Olivier De Schutter, the UN special rapporteur on the right to food, criticised European Union farming policies for driving demand that is “literally impossible to satisfy” and requiring vast amounts of “virtual land” in other countries.
“The EU today uses 640 million hectares of land, which is about 1.5 times its own surface,” De Schutter, a Belgian law professor who serves as an independent expert to the United Nations, said in a recent speech.
Demand for biofuels, livestock feed and flowers are driving plant and imports from emerging markets in Asia, Latin America and increasingly Africa.
“Globalisation places populations with very divergent purchasing power in direct competition,” De Schutter said at a 20 March event in Brussels hosted by the Compassion in World Farming charity.
The UN Conference on Sustainable Development, which takes place in Rio de Janeiro in June, offers the opportunity to move away from a “productivist paradigm” and commit to “sustainable production”, De Schutter said.
More people, more conflicts
Concerns about conflicts between food production and resource sustainability are reflected in a new UN Food and Agricultural Organisation report. It forecasts a 70% rise in global agricultural demand by 2050 – and a doubling of need in low- and middle-income countries – at a time when food production faces threats from climate change, unsustainable water use and deteriorating soil quality.
EU officials have pledged to use the Rio event to promote European policies and, as Environment Commissioner Janez Potočnik has said, to seek “targets, timeframes and political direction” to protect the ecology and create a “zero-waste economy.”
Meantime, the European Parliament and national governments are in the process of reviewing the European Commission’s plans for 'greening the CAP'.
The proposals are aimed at improving biodiversity and reducing greenhouse gas emissions; using CAP direct payments to encourage farmers to rotate crops as a way to reduce fertiliser and pesticide use; and preserve at least 7% of land for focus areas such as buffer areas or permanent grassland to help reduce emissions.
It also seeks incentives to make livestock farming more compatible with other environmental goals, including reducing farm runoff from manure that contributes to nitrate pollutants in waterways.

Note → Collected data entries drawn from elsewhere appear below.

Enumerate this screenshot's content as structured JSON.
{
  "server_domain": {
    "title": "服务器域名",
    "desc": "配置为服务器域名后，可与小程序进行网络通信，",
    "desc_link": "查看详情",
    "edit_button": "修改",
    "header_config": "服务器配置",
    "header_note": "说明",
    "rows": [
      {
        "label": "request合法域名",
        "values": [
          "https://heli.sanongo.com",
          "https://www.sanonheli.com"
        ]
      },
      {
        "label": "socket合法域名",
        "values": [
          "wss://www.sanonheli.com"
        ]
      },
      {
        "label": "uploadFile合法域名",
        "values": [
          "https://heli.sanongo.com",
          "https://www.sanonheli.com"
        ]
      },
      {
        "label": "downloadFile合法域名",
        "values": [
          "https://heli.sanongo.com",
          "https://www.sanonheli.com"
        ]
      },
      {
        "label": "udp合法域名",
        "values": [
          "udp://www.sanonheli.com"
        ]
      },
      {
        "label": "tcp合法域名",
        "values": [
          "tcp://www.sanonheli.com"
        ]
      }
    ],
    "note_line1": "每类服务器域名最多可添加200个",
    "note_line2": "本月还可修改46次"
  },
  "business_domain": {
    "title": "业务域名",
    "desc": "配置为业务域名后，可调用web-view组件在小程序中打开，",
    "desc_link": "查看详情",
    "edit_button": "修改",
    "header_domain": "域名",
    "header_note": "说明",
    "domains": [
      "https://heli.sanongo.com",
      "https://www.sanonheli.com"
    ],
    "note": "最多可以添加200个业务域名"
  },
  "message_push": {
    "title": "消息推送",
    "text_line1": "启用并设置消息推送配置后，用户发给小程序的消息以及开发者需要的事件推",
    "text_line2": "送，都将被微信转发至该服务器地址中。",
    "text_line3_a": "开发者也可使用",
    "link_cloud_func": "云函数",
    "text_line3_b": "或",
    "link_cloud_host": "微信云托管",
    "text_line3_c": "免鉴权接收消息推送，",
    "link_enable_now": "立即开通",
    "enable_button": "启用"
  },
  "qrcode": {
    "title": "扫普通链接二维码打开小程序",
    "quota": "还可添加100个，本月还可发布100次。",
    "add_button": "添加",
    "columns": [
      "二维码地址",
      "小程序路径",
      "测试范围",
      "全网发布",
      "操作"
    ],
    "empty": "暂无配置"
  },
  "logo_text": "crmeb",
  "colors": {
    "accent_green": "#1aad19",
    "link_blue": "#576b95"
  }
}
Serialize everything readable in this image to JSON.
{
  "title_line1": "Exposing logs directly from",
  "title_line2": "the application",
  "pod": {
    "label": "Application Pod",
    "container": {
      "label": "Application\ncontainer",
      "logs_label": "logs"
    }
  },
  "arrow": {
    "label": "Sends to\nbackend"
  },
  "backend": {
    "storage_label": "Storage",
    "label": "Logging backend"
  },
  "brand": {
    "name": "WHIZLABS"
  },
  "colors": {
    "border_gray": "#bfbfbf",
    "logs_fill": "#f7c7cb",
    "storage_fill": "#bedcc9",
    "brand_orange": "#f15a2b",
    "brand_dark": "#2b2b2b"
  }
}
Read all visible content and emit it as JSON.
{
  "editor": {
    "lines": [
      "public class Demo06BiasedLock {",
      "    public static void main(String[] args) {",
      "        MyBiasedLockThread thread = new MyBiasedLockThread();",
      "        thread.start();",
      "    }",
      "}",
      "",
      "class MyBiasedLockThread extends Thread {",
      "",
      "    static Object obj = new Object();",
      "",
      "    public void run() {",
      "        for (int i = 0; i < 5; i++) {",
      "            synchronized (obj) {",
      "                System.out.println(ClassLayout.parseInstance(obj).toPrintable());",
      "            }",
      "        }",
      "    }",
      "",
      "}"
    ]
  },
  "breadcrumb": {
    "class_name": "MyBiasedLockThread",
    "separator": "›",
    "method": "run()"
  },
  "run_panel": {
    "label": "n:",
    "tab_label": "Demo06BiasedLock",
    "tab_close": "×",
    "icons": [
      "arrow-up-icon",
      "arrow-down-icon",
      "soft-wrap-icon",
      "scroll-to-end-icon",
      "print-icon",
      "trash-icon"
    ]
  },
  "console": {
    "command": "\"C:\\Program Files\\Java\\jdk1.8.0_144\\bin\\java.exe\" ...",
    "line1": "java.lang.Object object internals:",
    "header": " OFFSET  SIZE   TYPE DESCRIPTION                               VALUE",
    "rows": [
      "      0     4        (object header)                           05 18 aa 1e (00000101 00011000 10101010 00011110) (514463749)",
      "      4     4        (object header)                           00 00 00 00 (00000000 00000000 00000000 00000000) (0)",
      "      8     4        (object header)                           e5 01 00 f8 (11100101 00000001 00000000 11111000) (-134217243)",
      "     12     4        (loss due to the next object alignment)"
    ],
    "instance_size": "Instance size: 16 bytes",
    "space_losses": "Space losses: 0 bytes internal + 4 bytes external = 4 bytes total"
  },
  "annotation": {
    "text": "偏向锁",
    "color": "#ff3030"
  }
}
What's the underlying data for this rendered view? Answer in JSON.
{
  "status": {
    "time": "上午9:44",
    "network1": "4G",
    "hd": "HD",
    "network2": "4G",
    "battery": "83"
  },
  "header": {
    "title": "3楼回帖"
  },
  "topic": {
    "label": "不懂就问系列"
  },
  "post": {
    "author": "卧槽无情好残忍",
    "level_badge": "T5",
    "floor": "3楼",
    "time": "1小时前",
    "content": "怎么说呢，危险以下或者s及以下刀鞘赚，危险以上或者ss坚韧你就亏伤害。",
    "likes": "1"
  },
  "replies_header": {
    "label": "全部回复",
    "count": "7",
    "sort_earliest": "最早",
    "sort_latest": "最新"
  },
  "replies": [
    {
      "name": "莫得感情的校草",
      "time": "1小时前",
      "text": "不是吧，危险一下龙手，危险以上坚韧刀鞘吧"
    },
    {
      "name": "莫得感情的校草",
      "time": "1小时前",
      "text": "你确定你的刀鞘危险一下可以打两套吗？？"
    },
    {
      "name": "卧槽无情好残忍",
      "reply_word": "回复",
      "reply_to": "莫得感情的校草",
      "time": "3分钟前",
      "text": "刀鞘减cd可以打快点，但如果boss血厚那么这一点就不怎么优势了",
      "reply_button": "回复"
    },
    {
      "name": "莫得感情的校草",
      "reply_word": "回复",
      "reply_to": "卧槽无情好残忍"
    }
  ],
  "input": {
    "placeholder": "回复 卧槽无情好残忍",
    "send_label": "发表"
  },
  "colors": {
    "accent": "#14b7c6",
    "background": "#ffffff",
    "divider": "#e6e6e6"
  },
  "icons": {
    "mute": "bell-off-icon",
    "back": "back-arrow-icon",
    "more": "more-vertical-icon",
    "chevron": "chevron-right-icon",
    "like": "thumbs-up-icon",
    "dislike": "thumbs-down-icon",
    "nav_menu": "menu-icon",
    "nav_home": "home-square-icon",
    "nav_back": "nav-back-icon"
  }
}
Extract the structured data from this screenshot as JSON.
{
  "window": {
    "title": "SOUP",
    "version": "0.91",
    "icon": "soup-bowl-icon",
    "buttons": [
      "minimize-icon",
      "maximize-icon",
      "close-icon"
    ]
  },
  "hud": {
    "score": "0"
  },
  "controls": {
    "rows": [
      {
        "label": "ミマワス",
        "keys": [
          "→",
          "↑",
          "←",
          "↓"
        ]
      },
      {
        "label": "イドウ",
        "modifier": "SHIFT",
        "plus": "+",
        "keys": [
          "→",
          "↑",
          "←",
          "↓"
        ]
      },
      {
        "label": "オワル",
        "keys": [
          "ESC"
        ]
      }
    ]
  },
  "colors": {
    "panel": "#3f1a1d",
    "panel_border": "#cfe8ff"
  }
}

Yet such policies have sparked a debate about whether Europe should be considering limits on production when it must import ever-growing amounts of commodities from around the world.
“Today we produce 35 million hectares outside of Europe for our feed and food needs,” said Friedhelm Schmider, director general of the European Crop Protection, an industry group representing the pesticides inudstry. “So we produce in Africa or in Asia for our food in Europe, which is called land-grabbing.”
Schmider told EurActiv in an interview that “we have to increase the land productivity but we have to do it in a sustainable way.”
Super-sized diets and waste
Western habits also have other impacts, experts say.
Rich-nation diets are spreading globally – especially to mushrooming middle classes in emerging countries like India, Brazil and China – and with them rising consumption of meat and food that are contributing to soaring levels of obesity, World Health Organisation figures show.
Food waste is a global problem – with consequences for the environment and supply chain. The European Parliament recently called for “radical measures” to slash food discards to conserve natural resources and cut landfill disposal.
“Many, many more are overeating as compared to the number of people who don’t get enough,” Jan Lundqvist, senior scientific advisor at the Stockholm International Water Institute, told EurActiv recently.
He worries that excess food consumption is destined to grow as middle classes expand in developing countries. “I think those aspects must be considered when we talk about the problems of feeding the world or to supply water.”
De Schutter told the UN Human Rights Council in Geneva on 6 March that the spread of Western eating habits was undermining efforts to improve nutrition globally and spurring a rise in obesity.
“Urbanisation, supermarketisation, and the global spread of Western lifestyles have shaken up traditional food habits. The result is a public health disaster,” the UN expert said in Geneva.
He called for taxing unhealthy foods products; regulating foods high in fats, sugar and salt, restrictions on food advertising and revamping “wrong-headed” farm subsidies and doing more to support local crop production.